Jensen Huang Told Investors to "Expect Nothing" from China — And Not One Approved H200 Chip Has Shipped

During Nvidia's earnings call and a subsequent CNBC appearance, CEO Jensen Huang said his company has "evacuated" and "really largely conceded" the China AI chip market to Huawei. According to the r/investing post covering the remarks, Huang told investors directly to "expect nothing" from China going forward — a striking public acknowledgment from the head of a company that held roughly 95% of that market just a few years ago.

The specifics make the concession harder to dismiss as spin. The U.S. government had reportedly approved around ten Chinese tech companies — including Alibaba, Tencent, ByteDance, and JD — to each purchase up to 75,000 of Nvidia's H200 chips. According to the source, not one has shipped: Beijing reportedly blocked the shipments at customs in January and directed buyers toward domestic alternatives. On the Huawei side, Ascend chip revenue is projected at $12 billion this year, up from $7.5 billion last year, with ByteDance alone reportedly placing $5.6 billion in Ascend orders from a near-zero base.

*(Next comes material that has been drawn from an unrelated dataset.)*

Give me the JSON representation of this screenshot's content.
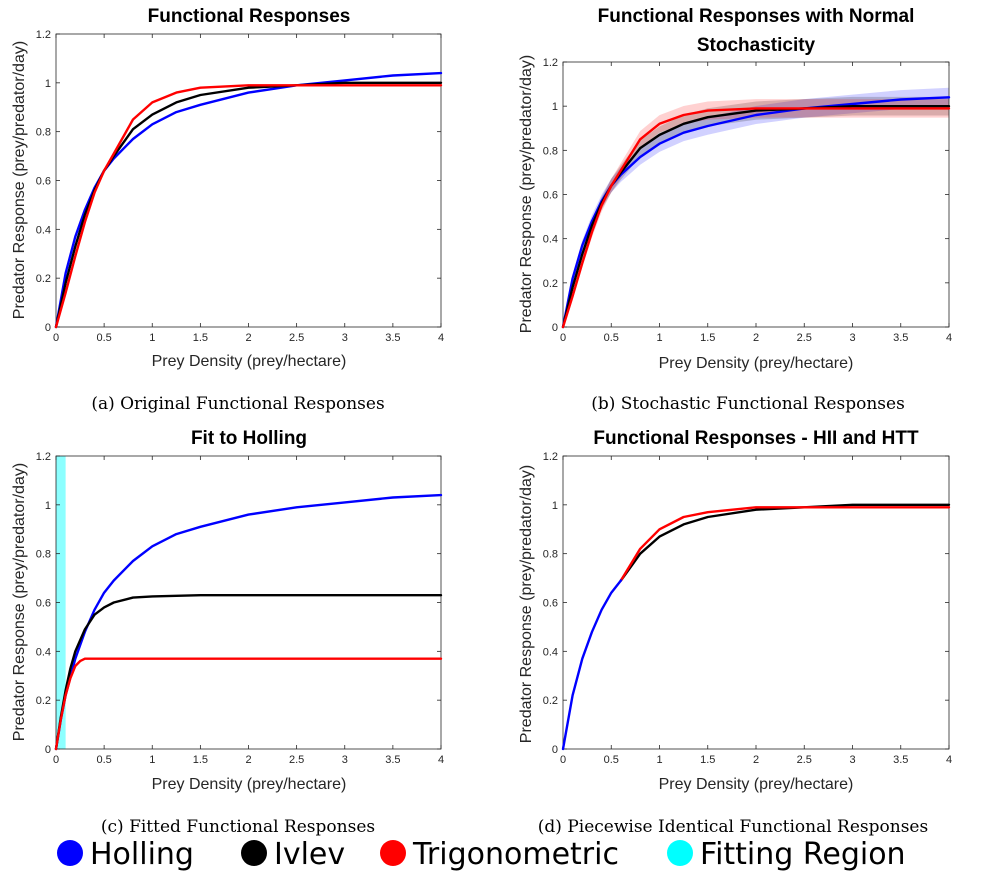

For investors tracking chip exposure, commenters in the thread note that mainstream China ETFs like KWEB don't capture the domestic chip supply chain — KWEB holds offshore internet names with no A-shares. One commenter flagged KSTR as up 45% over the past six months as an alternative thesis. The broader picture, as one commenter put it, is "a trade war story rather than an NVDA one" — though the revenue gap is real regardless of framing.

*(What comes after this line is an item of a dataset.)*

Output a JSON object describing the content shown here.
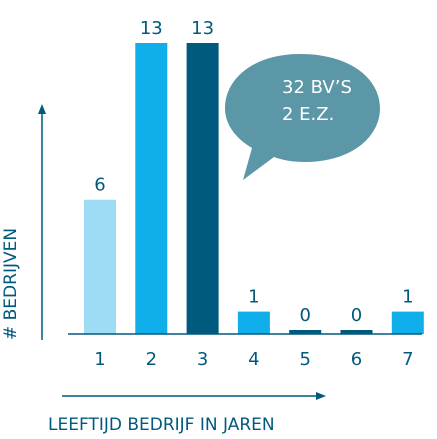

Gobbles Gobble's Take: When a CEO publicly tells investors to price in zero from his second-largest addressable market, the question worth asking is whether that's already in the stock — or not yet.

Source: r/investing


Ubisoft Reports a Record €1.3 Billion Operating Loss for the Fiscal Year Ending March 2026

At least one retail investor on r/wallstreetbets has a visceral way of measuring Ubisoft's collapse: they put $20,000 into the stock in 2021 and watched it fall to $1,569 — a reported 92.17% loss. That personal ledger sits alongside the company's own announcement of a record €1.3 billion operating loss for the fiscal year ending March 2026, according to the Reddit post covering the news.

The r/wallstreetbets thread offers little optimism about what went wrong. One commenter summarized the strategic diagnosis plainly: "Making the same game with a slightly different theme every year isn't a good long term strategy." Another noted that Clair Obscur: Expedition 33 — a breakout critical hit — was developed by a former Ubisoft employee who, according to the commenter, knew Ubisoft "would never green light the idea." Whether that reflects broader creative dysfunction is debated, but the financial result is not.

The source article does not include Ubisoft's net bookings figures, job cut numbers, or forward guidance — those specifics cited in the original draft are not supported by the available source material and have been removed. What the source confirms is a record operating loss of €1.3 billion for the fiscal year ending March 2026, and a stock that has lost the overwhelming majority of its value for at least some long-term holders.

Gobbles Gobble's Take: A record loss is a data point; a 92% drawdown from a retail investor's $20,000 is a story — and right now Ubisoft has more of the latter than it knows what to do with.